Gisterenavond hoorde ik: “wie zou der van zoo’n huksel (nuksel?) van e’ ventje benauwd zijn?” Ik dacht op “de “puiste” ӿ,” die een bultje heeft. - Kan de vraag naar “Huksele puiste“[1] daarmede beantwoord worden?
In de Afrikaansche “Geskiedenis” vind ik veel goeds; maar ik geloof dat “die Patriot” een beetje moedwillig is in ‘t fixeeren der taal van zijn land en, hoe afgescheidensgezind ook, wel wat afgedeeld heeft van hetgeen hij bij de Hollanders laken wil: stroefheid en stijfheid. - Kent Gij: Changnion, De Afrikaansche Taal, 1848?

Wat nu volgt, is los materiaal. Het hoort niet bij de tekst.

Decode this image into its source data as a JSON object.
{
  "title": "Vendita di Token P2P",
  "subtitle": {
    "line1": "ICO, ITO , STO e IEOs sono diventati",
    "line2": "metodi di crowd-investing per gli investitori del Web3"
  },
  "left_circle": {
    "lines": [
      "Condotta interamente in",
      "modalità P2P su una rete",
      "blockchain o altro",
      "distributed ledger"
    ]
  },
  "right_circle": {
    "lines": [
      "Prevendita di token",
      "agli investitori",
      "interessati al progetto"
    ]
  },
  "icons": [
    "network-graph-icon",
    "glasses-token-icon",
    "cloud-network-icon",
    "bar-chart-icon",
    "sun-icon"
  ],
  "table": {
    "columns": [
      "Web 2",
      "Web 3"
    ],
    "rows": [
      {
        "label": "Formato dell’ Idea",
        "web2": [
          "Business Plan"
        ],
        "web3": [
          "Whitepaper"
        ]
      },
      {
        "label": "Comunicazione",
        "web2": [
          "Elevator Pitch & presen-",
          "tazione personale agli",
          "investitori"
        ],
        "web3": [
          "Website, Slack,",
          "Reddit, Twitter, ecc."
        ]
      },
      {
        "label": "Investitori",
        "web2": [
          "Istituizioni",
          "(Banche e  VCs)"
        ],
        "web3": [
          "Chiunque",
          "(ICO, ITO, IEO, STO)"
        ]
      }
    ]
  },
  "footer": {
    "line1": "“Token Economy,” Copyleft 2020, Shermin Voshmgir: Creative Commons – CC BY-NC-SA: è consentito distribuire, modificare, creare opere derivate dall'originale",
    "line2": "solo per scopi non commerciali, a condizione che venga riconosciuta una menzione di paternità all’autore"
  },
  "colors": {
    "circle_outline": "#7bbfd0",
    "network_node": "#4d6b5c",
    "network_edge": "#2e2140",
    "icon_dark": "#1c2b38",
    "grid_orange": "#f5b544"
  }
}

De spreekmanieren “niet kunnen komen niet.” en “ze zijn al gaan wandelen al”, heb ik hier in Brugge ook aleens waargenomen, meest bij ongeletterden: een dezer had daardoor den lapnaam[2] van “al-al” gekregen; en daaruit vermoed ik dat ”nie - nie” en ”al -al” geen specifiek Afrikaansch is, maar een algemeen nederduitsch aanwas.
Wat gaat er met het Idioticon gedaan worden? Het zal toch wel een Bijvoegsel worden, hoop ik, en geen omgewerkt boek?